Thema des Monats: Liebe deinen (nervigen) Nächsten

"Liebe deinen Nächsten."
Diese Aufforderung hast du sicherlich auch schon mal gehört. Bei manchen Leuten fällt uns das überhaupt nicht schwer: Freunde, Familie,... Aber was ist mit den Menschen mit denen wir scheinbar überhaupt nicht auf der selben Welle surfen? Menschen, an deren Eigenarten wir uns immer wieder stoßen? Eben die nervigen Nächsten. Wie soll man die denn lieben? Geht das eigentlich?

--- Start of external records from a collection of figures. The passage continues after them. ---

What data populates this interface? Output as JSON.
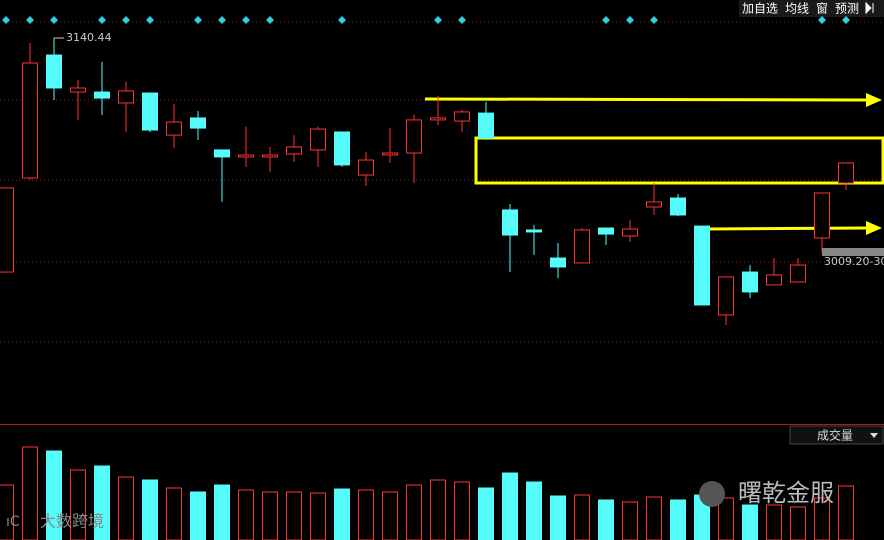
{
  "toolbar": [
    "加自选",
    "均线",
    "窗",
    "预测"
  ],
  "watermarks": [
    "曙乾金服",
    "大数跨境"
  ],
  "chart_data": [
    {
      "type": "candlestick",
      "up_color": "#ff3232",
      "down_color": "#54fcfc",
      "ylim": [
        2903.7,
        3163.75
      ],
      "open": [
        2996.9,
        3054.6,
        3130.0,
        3107.3,
        3107.3,
        3100.6,
        3106.7,
        3080.9,
        3091.4,
        3071.8,
        3067.5,
        3067.5,
        3069.3,
        3071.8,
        3082.8,
        3056.4,
        3068.7,
        3069.9,
        3090.2,
        3089.5,
        3094.4,
        3035.0,
        3022.7,
        3005.5,
        3002.5,
        3023.9,
        3019.0,
        3036.8,
        3042.3,
        3025.1,
        2970.6,
        2996.9,
        2989.0,
        2990.8,
        3017.8,
        3051.5
      ],
      "high": [
        3048.5,
        3137.4,
        3140.44,
        3114.7,
        3125.7,
        3113.5,
        3106.7,
        3100.0,
        3095.7,
        3071.8,
        3085.9,
        3073.6,
        3080.9,
        3085.9,
        3082.8,
        3070.5,
        3085.2,
        3093.2,
        3104.9,
        3096.3,
        3101.2,
        3038.6,
        3025.8,
        3014.7,
        3023.9,
        3023.9,
        3028.8,
        3051.5,
        3044.8,
        3025.1,
        2993.9,
        3001.2,
        3005.5,
        3005.5,
        3045.4,
        3063.8
      ],
      "low": [
        2996.9,
        3053.4,
        3102.4,
        3090.2,
        3093.2,
        3082.8,
        3082.8,
        3073.0,
        3077.9,
        3039.9,
        3061.3,
        3058.3,
        3064.4,
        3061.3,
        3061.3,
        3049.7,
        3063.8,
        3051.5,
        3087.1,
        3082.8,
        3077.9,
        2996.9,
        3007.4,
        2993.2,
        3002.5,
        3013.5,
        3015.3,
        3031.9,
        3031.3,
        2976.7,
        2964.4,
        2981.0,
        2989.0,
        2990.8,
        3009.2,
        3047.2
      ],
      "close": [
        3048.5,
        3125.1,
        3109.8,
        3109.8,
        3103.6,
        3108.0,
        3084.0,
        3088.9,
        3085.2,
        3067.5,
        3068.7,
        3068.7,
        3073.6,
        3084.6,
        3062.6,
        3065.6,
        3069.9,
        3090.2,
        3091.4,
        3095.1,
        3079.1,
        3019.6,
        3021.5,
        3000.0,
        3022.7,
        3020.2,
        3023.3,
        3039.9,
        3031.9,
        2976.7,
        2993.9,
        2984.7,
        2995.1,
        3001.2,
        3045.4,
        3063.8
      ],
      "annotations": [
        {
          "text": "3009.20-30",
          "value": 3009.2
        }
      ]
    },
    {
      "type": "bar",
      "title": "成交量",
      "ylim": [
        0,
        115
      ],
      "values": [
        55,
        93,
        89,
        70,
        74,
        63,
        60,
        52,
        48,
        55,
        50,
        48,
        48,
        47,
        51,
        50,
        48,
        55,
        60,
        58,
        52,
        67,
        58,
        44,
        45,
        40,
        38,
        43,
        40,
        45,
        42,
        35,
        35,
        33,
        42,
        54
      ]
    }
  ]
}
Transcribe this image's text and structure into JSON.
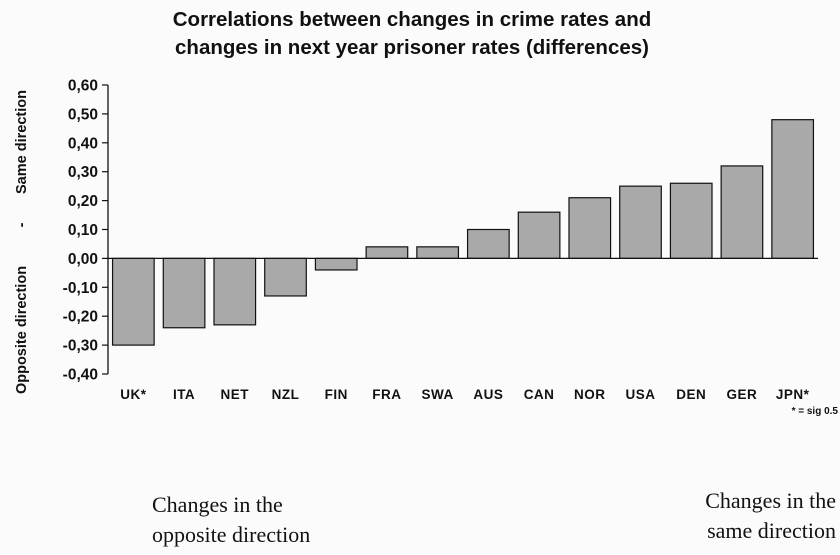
{
  "chart_data": {
    "type": "bar",
    "title_lines": [
      "Correlations between changes in crime rates and",
      "changes in next year prisoner rates (differences)"
    ],
    "ylabel_left": "Opposite direction",
    "ylabel_sep": "-",
    "ylabel_right": "Same direction",
    "categories": [
      "UK*",
      "ITA",
      "NET",
      "NZL",
      "FIN",
      "FRA",
      "SWA",
      "AUS",
      "CAN",
      "NOR",
      "USA",
      "DEN",
      "GER",
      "JPN*"
    ],
    "values": [
      -0.3,
      -0.24,
      -0.23,
      -0.13,
      -0.04,
      0.04,
      0.04,
      0.1,
      0.16,
      0.21,
      0.25,
      0.26,
      0.32,
      0.48
    ],
    "ylim": [
      -0.4,
      0.6
    ],
    "yticks": [
      0.6,
      0.5,
      0.4,
      0.3,
      0.2,
      0.1,
      0.0,
      -0.1,
      -0.2,
      -0.3,
      -0.4
    ],
    "ytick_labels": [
      "0,60",
      "0,50",
      "0,40",
      "0,30",
      "0,20",
      "0,10",
      "0,00",
      "-0,10",
      "-0,20",
      "-0,30",
      "-0,40"
    ],
    "footnote": "* = sig 0.5",
    "bar_color": "#a9a9a9",
    "grid": false
  },
  "captions": {
    "left": [
      "Changes in the",
      "opposite direction"
    ],
    "right": [
      "Changes in the",
      "same direction"
    ]
  }
}
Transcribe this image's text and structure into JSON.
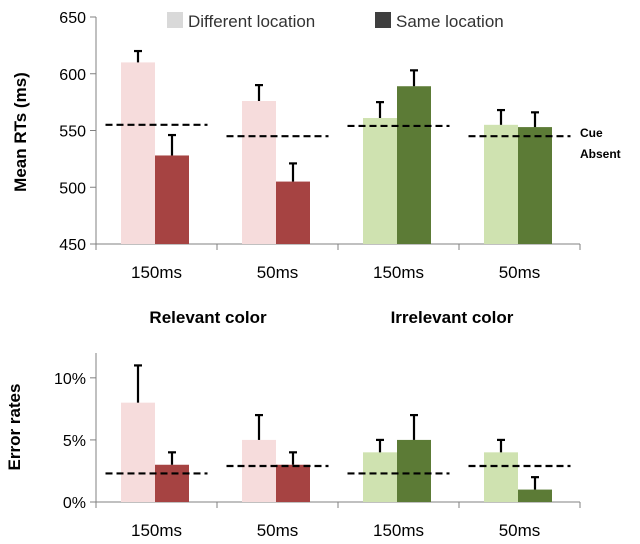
{
  "legend": [
    {
      "label": "Different location"
    },
    {
      "label": "Same location"
    }
  ],
  "colors": {
    "relevant_different": "#f6dcdc",
    "relevant_same": "#a64342",
    "irrelevant_different": "#cfe2b0",
    "irrelevant_same": "#5c7b36",
    "axis": "#808080",
    "baseline": "#000000"
  },
  "annotation": {
    "line1": "Cue",
    "line2": "Absent"
  },
  "group_labels": [
    "Relevant color",
    "Irrelevant color"
  ],
  "chart_data": [
    {
      "type": "bar",
      "ylabel": "Mean RTs (ms)",
      "ylim": [
        450,
        650
      ],
      "yticks": [
        "450",
        "500",
        "550",
        "600",
        "650"
      ],
      "categories": [
        "150ms",
        "50ms",
        "150ms",
        "50ms"
      ],
      "groups": [
        "Relevant color",
        "Relevant color",
        "Irrelevant color",
        "Irrelevant color"
      ],
      "series": [
        {
          "name": "Different location",
          "values": [
            610,
            576,
            561,
            555
          ],
          "errors": [
            10,
            14,
            14,
            13
          ]
        },
        {
          "name": "Same location",
          "values": [
            528,
            505,
            589,
            553
          ],
          "errors": [
            18,
            16,
            14,
            13
          ]
        }
      ],
      "cue_absent": [
        555,
        545,
        554,
        545
      ],
      "legend": "top"
    },
    {
      "type": "bar",
      "ylabel": "Error rates",
      "ylim": [
        0,
        12
      ],
      "yticks": [
        "0%",
        "5%",
        "10%"
      ],
      "categories": [
        "150ms",
        "50ms",
        "150ms",
        "50ms"
      ],
      "series": [
        {
          "name": "Different location",
          "values": [
            8,
            5,
            4,
            4
          ],
          "errors": [
            3,
            2,
            1,
            1
          ]
        },
        {
          "name": "Same location",
          "values": [
            3,
            3,
            5,
            1
          ],
          "errors": [
            1,
            1,
            2,
            1
          ]
        }
      ],
      "cue_absent": [
        2.3,
        2.9,
        2.3,
        2.9
      ]
    }
  ]
}
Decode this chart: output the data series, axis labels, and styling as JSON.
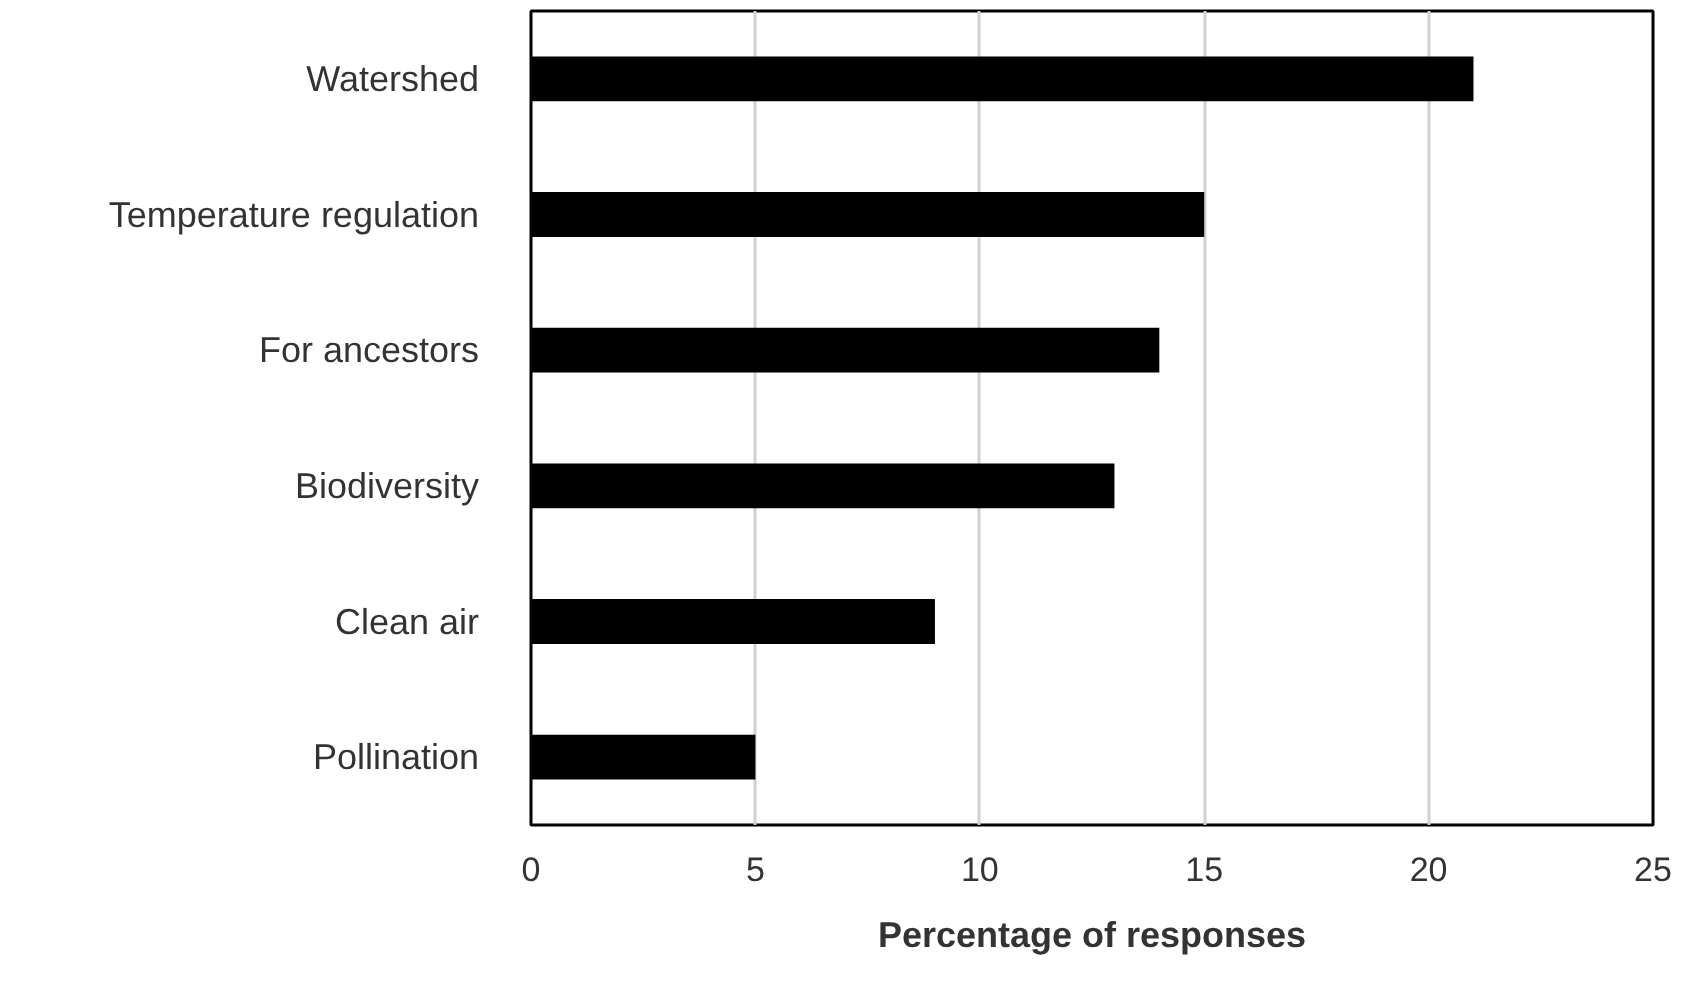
{
  "chart_data": {
    "type": "bar",
    "orientation": "horizontal",
    "xlabel": "Percentage of responses",
    "categories": [
      "Watershed",
      "Temperature regulation",
      "For ancestors",
      "Biodiversity",
      "Clean air",
      "Pollination"
    ],
    "values": [
      21,
      15,
      14,
      13,
      9,
      5
    ],
    "color": "#000000",
    "xlim": [
      0,
      25
    ],
    "xticks": [
      0,
      5,
      10,
      15,
      20,
      25
    ],
    "grid": "x"
  }
}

Und warum?

René Böckle hat sich ein paar Gedanken dazu gemacht. Die meisten kennen ihn wahrscheinlich eher unter dem Namen DJ Faith. Wenn René nicht gerade mit guter Musik für Partystimmung sorgt, dann ist er auch als Jugendreferent und Diakon in Stuttgart unterwegs.


Was soll das denn jetzt schon wieder? So ein Arsch... man, wie doof kann man eigentlich sein?“.
Allzu oft erwische ich mich bei solchen Gedanken. Und ich vermute, viele können diese Gedanken aus eigenen Erlebnissen und Situationen nachvollziehen. Menschen, die uns manchmal tierisch nerven, deren Verhalten uns herausfordert und ärgert, hat wahrscheinlich jede und jeder in ihrem und seinem Umfeld. Verschiedene Meinungen, Unverständnis und Antworten, die mir nicht passen, können mich auf die Palme bringen. Genau dann ruhig und respektvoll zu bleiben, kotzt mich dann meistens an und fällt mir schwerer als ich zugeben will. Wie gern würde ich meinem Ärger Luft machen und dem Gegenüber alles an den Kopf werfen, was mich so tierisch aufregt. Hin und wieder entwischt mir beim Autofahren ein genervtes Hupen, wenn das Auto vor mir mal wieder an der Ampel pennt, oder in Besprechungen ein genervtes Augenrollen, wenn Dinge zum vierten und fünften Mal im Kreis gedreht werden. Von Liebe in der Luft und Nächstenliebe ist dann bei mir nicht viel zu spüren...
Aber genau das steht in der Bibel und hat Jesus uns für unser Leben mitgegeben: „Liebe deine Nächsten“.
An dieser Stelle möchte ich nicht sagen, dass ich absolut nach der Bibel lebe, aber ich möchte mir die darinstehenden Worte in ihrer Auslegung zu Herzen nehmen und Nächstenliebe steht für mich in meinem Leben sehr zentral. Und dann gibt es da die von mir beschriebenen Situationen, die so konträr zum Gebot der Nächstenliebe stehen und in denen mir diese so schwerfällt. Denn für mich gehören zur Nächstenliebe auch Verständnis, Nachsicht, Geduld und Toleranz.
Immer wieder, wenn ich anderen von meinen herausfordernden Situationen erzähle, höre ich den Satz „ihr müsst ja nicht gleich Freunde werden, aber seid nett zueinander“. Aber muss ich denn wirklich nett sein bei nervigen Kollegen, dem Raser auf der Straße oder dem Nachbarn, der immer Drama macht? Reicht es nicht einfach, ihn nicht anzuschreien?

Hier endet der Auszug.